Values & PE

“Values are caught, not just taught.”

Sport can build character. But it can also distort identity.

Children are constantly absorbing messages from modern sport culture:

  • Winning matters most
  • Mistakes are failure
  • Performance determines value
  • The strongest deserve attention
  • Fitness defines worth
  • Being the best matters most

Over time, sport can quietly become more than a game.

Performance becomes identity. Mistakes become shame. Winning becomes worth.

At Project Touchline, we believe PE should offer children something deeper.

Not simply competition. Not simply fitness. Not simply performance.

But formation.

We help schools create spaces where children experience Christian values not simply as ideas to learn, but as something embodied and lived through worship, prayer, relationships and sport.

Sport is powerful.

It can teach resilience, courage, teamwork and perseverance.

Yet without intentional values and guidance, it can also nurture:

  • Win-at-all-costs thinking
  • Exclusion and comparison
  • Fear of failure
  • Pressure and anxiety
  • Ego and self-centredness
  • Identity rooted in performance
  • Appearance-based worth
  • Hyper-competitiveness
  • Individualism over community

Children quickly absorb the message:

“Your value depends on how well you perform.”

That message shapes confidence, relationships and wellbeing.

Consequently, PE can either become:

  • a place of pressure, OR
  • a place of formation.

A Different Story

“Values became visible, not just displayed on walls.” — Headteacher reflection

Project Touchline exists to help schools tell a different story.

A story where:

  • Every child matters
  • Mistakes become learning
  • Teamwork matters more than ego
  • Courage matters more than perfection
  • Service matters more than status
  • Belonging matters more than performance
  • Christ remains at the centre

Through Collective Worship, PE lessons and prayer spaces, children are invited into rhythms of:

Listening

Loving

Learning

Silence

These rhythms shape not only behaviour, but culture.

We call this:

Presence Before Pressure

Before performance. Before competition. Before expectation.

Children first learn they are valued.

At the heart of Project Touchline is a simple belief:

Children learn values best when they experience them together.

Across five weeks, values introduced in Collective Worship are then revisited and explored through structured rugby and cricket activities.

Children do not simply hear about courage. They practise courage.

They do not simply discuss forgiveness. They learn to forgive teammates.

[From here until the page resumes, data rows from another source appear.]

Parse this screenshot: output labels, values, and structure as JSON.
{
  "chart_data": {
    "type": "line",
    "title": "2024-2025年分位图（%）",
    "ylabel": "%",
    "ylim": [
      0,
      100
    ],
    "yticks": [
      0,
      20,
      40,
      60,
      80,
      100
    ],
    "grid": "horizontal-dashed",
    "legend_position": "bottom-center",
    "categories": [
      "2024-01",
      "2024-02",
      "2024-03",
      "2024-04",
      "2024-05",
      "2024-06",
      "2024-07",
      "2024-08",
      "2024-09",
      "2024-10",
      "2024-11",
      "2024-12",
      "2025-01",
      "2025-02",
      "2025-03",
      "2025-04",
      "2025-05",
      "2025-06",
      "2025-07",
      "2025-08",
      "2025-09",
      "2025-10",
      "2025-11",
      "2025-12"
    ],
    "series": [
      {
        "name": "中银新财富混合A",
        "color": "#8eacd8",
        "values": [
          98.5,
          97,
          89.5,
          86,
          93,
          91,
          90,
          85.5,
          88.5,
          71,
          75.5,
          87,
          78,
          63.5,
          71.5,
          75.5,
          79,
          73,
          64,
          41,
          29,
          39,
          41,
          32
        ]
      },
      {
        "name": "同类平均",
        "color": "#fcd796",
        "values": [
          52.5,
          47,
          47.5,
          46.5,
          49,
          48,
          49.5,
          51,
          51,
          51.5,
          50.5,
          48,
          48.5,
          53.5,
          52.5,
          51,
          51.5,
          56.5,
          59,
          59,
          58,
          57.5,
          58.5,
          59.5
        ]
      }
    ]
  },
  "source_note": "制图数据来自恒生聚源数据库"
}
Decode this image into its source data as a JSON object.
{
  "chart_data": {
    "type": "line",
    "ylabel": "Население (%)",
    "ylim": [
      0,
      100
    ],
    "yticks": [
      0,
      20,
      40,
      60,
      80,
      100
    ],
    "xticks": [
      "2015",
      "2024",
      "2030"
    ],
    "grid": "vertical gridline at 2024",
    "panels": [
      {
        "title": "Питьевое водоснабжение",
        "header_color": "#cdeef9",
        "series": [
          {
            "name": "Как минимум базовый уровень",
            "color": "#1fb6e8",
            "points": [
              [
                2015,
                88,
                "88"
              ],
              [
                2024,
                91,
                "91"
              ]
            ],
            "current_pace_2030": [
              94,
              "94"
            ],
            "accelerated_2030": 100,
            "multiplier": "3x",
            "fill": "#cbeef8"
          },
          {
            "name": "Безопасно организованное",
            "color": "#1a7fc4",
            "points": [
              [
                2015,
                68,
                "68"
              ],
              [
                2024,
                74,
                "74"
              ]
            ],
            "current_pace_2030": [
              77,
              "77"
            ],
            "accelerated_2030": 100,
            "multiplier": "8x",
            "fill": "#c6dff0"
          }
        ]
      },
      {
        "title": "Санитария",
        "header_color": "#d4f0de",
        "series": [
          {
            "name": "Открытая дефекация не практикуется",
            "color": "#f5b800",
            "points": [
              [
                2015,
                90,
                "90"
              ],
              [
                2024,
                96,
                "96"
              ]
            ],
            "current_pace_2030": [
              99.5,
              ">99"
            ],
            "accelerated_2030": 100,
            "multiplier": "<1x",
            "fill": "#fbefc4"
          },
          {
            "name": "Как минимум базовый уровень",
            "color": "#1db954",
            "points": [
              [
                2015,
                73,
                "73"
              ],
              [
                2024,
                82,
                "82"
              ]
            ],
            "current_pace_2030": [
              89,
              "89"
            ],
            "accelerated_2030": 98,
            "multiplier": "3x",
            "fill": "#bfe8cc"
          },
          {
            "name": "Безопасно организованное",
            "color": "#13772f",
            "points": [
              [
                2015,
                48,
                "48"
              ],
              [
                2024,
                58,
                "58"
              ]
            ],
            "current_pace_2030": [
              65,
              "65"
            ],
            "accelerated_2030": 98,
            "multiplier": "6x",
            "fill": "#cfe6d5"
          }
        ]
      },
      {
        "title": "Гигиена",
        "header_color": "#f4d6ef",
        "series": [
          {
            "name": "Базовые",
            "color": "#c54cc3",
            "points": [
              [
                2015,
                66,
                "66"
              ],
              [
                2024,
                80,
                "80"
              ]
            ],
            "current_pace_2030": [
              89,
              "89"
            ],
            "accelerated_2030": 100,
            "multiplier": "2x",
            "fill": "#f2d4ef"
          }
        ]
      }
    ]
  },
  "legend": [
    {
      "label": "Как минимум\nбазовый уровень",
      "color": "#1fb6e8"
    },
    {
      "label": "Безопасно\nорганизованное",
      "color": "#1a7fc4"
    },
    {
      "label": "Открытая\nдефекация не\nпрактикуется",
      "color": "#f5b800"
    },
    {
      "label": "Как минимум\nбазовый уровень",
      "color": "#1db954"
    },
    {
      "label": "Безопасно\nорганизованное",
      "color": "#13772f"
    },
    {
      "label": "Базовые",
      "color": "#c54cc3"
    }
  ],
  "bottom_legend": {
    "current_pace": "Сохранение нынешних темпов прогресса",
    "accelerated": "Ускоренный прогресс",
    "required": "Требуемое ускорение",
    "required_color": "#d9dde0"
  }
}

They do not simply define respect. They embody it through rules, relationships and shared experiences.

Consequently, PE becomes more than physical activity.

It becomes:

  • spiritual formation
  • relationship building
  • emotional growth
  • teamwork
  • self-regulation
  • reflection
  • community

Values move from abstract ideas into lived experiences.

“Project Touchline has had an incredible impact on our school community. Through this initiative, we have seen a true alignment with our vision and values.

Sport became a powerful vehicle for teamwork, resilience and leadership. Most importantly, the legacy of Project Touchline will continue to shape the way future generations engage with sport and with each other.”

— Holly Skinner, Headteacher, All Saints’ C of E Primary School NW2

A Story From One School

During one rugby session, a child became visibly upset after making repeated mistakes.

Instead of criticism, teammates gathered around and encouraged him.

One pupil simply said:

“We don’t leave people behind here.”

The following week, that same child volunteered to help lead prayer club.

Moments like these reveal the deeper purpose of Project Touchline.

Not simply improving PE.

But helping children discover courage, belonging and value.

Sport forms identity.

The question is:

What kind of identity is being formed?

We believe children are more than performance.

More than results. More than fitness. More than comparison.

PE can become a place where children:

  • learn to belong
  • grow in confidence
  • practice forgiveness
  • discover resilience
  • serve others
  • reflect deeply
  • encounter Christian values in action

Ultimately, our hope is simple:

Helping children experience life in all its fullness.